6. If your child will be going back to school virtually, work with them to create a comfortable and effective workstation in your home that balances the need for supervision with limited distractions.
7. Decide if it makes sense for your child and your family to organize a socially distanced gathering each week for a small group of your child’s friends to combat loneliness. Maybe it is outside time at the park or a weekly virtual gathering to play a favorite video game.
8. If your child will be going back to school in person, discuss what PPE that meets school requirements they feel would be most comfortable and effective. If your child feels they have a bit more control over the situation, it will increase their comfort level.
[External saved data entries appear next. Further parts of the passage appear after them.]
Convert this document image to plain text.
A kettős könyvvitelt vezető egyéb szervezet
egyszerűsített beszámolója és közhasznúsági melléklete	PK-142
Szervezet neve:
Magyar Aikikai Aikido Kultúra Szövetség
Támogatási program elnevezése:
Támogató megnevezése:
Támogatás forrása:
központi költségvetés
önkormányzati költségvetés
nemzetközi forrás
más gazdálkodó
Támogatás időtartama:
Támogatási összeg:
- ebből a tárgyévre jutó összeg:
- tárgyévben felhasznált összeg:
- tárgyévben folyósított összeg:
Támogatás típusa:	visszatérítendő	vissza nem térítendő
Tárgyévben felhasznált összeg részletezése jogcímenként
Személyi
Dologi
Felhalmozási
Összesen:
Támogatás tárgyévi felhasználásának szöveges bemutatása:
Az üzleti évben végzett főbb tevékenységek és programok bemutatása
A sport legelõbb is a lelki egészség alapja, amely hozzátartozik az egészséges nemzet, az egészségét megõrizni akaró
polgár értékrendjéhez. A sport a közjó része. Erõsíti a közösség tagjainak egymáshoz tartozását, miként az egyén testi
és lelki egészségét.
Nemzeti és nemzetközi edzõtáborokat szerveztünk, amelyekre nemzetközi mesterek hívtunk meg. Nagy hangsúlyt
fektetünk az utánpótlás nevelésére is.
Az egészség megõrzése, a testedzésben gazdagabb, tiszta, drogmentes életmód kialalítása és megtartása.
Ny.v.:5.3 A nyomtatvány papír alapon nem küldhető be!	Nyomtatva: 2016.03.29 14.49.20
9. Map out your child’s new routine with them as best you can. Setting expectations and eliminating uncertainty can help decrease anxiety.
Please tweet me @TonyPorterACTM if you have other strategies that are working well right now. We are going to continue this conversation on September 9 at 1 ET in our Community Conversation. It is a great opportunity for educators, parents, and young people to talk about how we can address racial justice, gender equity, and mental health as we return to school. I hope you will join us.
And to all the administrators, educators, parents, caregivers who are carefully and thoughtfully planning for students to return to school, I see you. I’m sending you extra encouragement and strength. I know how much you are holding. Your students are blessed to have you looking out for them.